Businesses protect customer secrets and forget about own IP

They results are not good. The study of 600 European companies with between between 250 and 2500 employees found that less than half (41 per cent) have specific plans to protect their intellectual property and corporate secrets. More than half (54 per cent) consider that protecting customer, employee, business and financial information is more important than protecting their own trade secrets.

This could be driven by the success of ‘compliance’, where the protection of customer and employee data is strictly regulated by law. There are no similar laws on IP. “Companies quite rightly pay attention to preventing the inadvertent disclosure of sensitive customer or employee information,” said Christian Toon, head of information risk at Iron Mountain Europe. “It is concerning, however, that so few companies implement an integrated approach to information management across the business.”

The reality is that the global IP market is now worth an estimated $180 billion a year (according to the World Intellectual Property Organization); while Forrester research suggests that a company’s proprietary information and trade secrets represent two thirds of its value. “Just imagine what could happen if valuable company secrets such as patents, product designs, or go-to-market strategies fell into the hands of a rival,” said Toon.

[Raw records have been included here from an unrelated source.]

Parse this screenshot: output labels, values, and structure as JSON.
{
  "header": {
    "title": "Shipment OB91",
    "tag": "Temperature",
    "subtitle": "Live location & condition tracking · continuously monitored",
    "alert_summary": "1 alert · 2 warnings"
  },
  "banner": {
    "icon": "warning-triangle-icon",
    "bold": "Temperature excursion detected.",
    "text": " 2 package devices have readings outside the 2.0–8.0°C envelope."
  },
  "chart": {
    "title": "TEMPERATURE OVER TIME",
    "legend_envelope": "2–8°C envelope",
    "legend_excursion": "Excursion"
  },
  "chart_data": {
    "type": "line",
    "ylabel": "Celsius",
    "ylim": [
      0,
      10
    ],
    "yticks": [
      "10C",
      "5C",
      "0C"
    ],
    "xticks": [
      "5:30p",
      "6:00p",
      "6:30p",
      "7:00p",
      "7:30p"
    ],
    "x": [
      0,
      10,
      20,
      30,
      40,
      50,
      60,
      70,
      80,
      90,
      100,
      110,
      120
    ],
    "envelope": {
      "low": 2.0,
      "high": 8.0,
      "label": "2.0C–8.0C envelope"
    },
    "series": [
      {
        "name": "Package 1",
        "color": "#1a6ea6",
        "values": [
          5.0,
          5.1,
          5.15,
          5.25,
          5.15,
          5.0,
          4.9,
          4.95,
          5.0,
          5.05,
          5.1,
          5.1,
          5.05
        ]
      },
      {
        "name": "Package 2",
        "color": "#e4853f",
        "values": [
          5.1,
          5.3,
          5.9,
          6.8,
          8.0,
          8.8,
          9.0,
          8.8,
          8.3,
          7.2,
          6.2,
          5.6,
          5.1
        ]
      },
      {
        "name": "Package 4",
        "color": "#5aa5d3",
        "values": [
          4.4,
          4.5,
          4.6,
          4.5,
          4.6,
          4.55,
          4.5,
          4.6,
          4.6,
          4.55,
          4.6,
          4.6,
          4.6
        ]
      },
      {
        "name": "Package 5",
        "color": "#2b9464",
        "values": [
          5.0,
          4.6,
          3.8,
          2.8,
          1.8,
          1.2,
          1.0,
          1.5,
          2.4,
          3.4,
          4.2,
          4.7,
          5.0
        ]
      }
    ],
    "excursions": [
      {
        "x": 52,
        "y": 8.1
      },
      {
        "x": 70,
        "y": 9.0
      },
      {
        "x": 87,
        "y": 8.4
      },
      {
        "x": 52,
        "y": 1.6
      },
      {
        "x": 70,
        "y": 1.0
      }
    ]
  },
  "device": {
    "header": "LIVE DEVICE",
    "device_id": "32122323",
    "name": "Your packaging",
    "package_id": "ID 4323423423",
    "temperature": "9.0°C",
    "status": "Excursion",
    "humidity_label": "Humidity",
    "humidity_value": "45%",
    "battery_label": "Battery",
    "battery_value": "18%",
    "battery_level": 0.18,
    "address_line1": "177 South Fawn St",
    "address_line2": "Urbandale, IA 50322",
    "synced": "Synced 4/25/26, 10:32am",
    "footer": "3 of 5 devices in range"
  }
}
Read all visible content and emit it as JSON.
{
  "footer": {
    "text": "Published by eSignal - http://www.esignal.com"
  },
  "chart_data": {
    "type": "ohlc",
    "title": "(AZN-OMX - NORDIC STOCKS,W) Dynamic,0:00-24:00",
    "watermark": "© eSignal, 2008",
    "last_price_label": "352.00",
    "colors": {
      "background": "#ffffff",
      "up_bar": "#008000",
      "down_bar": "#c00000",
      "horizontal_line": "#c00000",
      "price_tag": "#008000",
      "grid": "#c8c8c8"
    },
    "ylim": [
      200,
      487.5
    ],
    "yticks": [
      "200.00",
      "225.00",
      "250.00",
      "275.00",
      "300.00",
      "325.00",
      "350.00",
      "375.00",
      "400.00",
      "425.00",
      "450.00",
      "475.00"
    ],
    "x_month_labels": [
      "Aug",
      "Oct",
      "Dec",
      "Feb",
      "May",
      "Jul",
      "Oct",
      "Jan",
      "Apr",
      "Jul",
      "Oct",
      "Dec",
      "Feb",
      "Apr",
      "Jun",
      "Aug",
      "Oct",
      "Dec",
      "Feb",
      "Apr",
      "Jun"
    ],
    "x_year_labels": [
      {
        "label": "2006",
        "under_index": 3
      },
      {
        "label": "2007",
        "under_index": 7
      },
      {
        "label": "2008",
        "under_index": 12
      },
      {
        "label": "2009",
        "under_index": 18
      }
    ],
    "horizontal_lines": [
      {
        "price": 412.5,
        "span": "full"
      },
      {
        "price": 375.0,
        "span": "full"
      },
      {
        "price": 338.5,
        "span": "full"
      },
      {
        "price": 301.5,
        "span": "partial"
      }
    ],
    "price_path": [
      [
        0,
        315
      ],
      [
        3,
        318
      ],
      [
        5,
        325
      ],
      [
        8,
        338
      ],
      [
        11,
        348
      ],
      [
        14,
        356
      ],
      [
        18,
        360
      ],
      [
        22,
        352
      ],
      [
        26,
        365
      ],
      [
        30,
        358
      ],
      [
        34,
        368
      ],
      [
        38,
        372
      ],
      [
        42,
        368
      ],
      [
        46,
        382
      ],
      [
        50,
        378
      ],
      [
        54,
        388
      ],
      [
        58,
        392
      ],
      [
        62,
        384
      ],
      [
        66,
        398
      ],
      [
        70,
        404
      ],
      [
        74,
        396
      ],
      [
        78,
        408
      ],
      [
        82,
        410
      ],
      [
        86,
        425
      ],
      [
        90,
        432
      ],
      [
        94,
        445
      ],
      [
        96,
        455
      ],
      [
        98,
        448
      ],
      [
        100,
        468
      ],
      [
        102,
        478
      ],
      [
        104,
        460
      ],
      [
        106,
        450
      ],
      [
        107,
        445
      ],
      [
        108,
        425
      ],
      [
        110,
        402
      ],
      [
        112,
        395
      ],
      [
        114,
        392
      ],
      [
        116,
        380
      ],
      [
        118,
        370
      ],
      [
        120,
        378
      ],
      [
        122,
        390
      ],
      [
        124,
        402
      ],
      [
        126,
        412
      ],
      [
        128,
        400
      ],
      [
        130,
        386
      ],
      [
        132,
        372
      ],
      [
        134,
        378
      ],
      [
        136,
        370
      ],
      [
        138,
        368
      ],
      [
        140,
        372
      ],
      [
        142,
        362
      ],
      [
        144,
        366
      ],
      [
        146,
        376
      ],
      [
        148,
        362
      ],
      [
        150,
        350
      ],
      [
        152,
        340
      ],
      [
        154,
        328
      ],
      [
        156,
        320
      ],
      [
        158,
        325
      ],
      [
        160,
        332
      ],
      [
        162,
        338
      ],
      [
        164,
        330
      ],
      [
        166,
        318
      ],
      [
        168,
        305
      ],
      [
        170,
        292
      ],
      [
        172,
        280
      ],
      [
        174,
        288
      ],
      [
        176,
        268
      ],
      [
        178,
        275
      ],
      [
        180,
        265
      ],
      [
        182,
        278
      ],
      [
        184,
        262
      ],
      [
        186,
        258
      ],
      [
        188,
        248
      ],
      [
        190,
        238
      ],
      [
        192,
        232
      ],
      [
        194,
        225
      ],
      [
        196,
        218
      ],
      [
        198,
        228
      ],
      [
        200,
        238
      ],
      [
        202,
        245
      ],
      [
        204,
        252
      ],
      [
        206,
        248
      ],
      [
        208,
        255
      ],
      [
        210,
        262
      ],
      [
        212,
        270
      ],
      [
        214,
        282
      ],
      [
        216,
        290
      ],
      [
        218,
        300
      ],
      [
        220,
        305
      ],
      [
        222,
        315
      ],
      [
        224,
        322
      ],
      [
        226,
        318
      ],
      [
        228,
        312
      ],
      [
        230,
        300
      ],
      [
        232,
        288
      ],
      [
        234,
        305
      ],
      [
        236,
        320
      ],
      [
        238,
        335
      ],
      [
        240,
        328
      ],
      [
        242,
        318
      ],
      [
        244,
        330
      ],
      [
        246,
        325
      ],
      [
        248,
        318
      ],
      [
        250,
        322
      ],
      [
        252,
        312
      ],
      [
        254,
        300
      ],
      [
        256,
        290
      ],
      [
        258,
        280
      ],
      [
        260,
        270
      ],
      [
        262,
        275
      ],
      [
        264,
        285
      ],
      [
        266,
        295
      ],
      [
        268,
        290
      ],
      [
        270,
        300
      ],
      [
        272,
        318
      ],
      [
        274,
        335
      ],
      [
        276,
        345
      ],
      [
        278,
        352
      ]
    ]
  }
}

Surprisingly, in the specific business sectors analyzed, the IP-intensive pharmaceutical industry performed worst, with only 30 per cent including intellectual property and corporate secrets in their information risk management plans. Financial services, perhaps spending their security energy on protecting their customers’ data, fared little better (35 per cent) in protecting their own business secrets. Best, but still with only 57 per cent, was the insurance industry.

Loss of IP is often linked to the insider threat. Here again the study found poor security attitudes: one in four (26 per cent) mid-sized European companies do not run background checks on new employees, potentially leaving business secrets exposed to further risk. “In all sectors and countries, communication and measures to minimise the people risks are the areas requiring most attention,” concludes the report.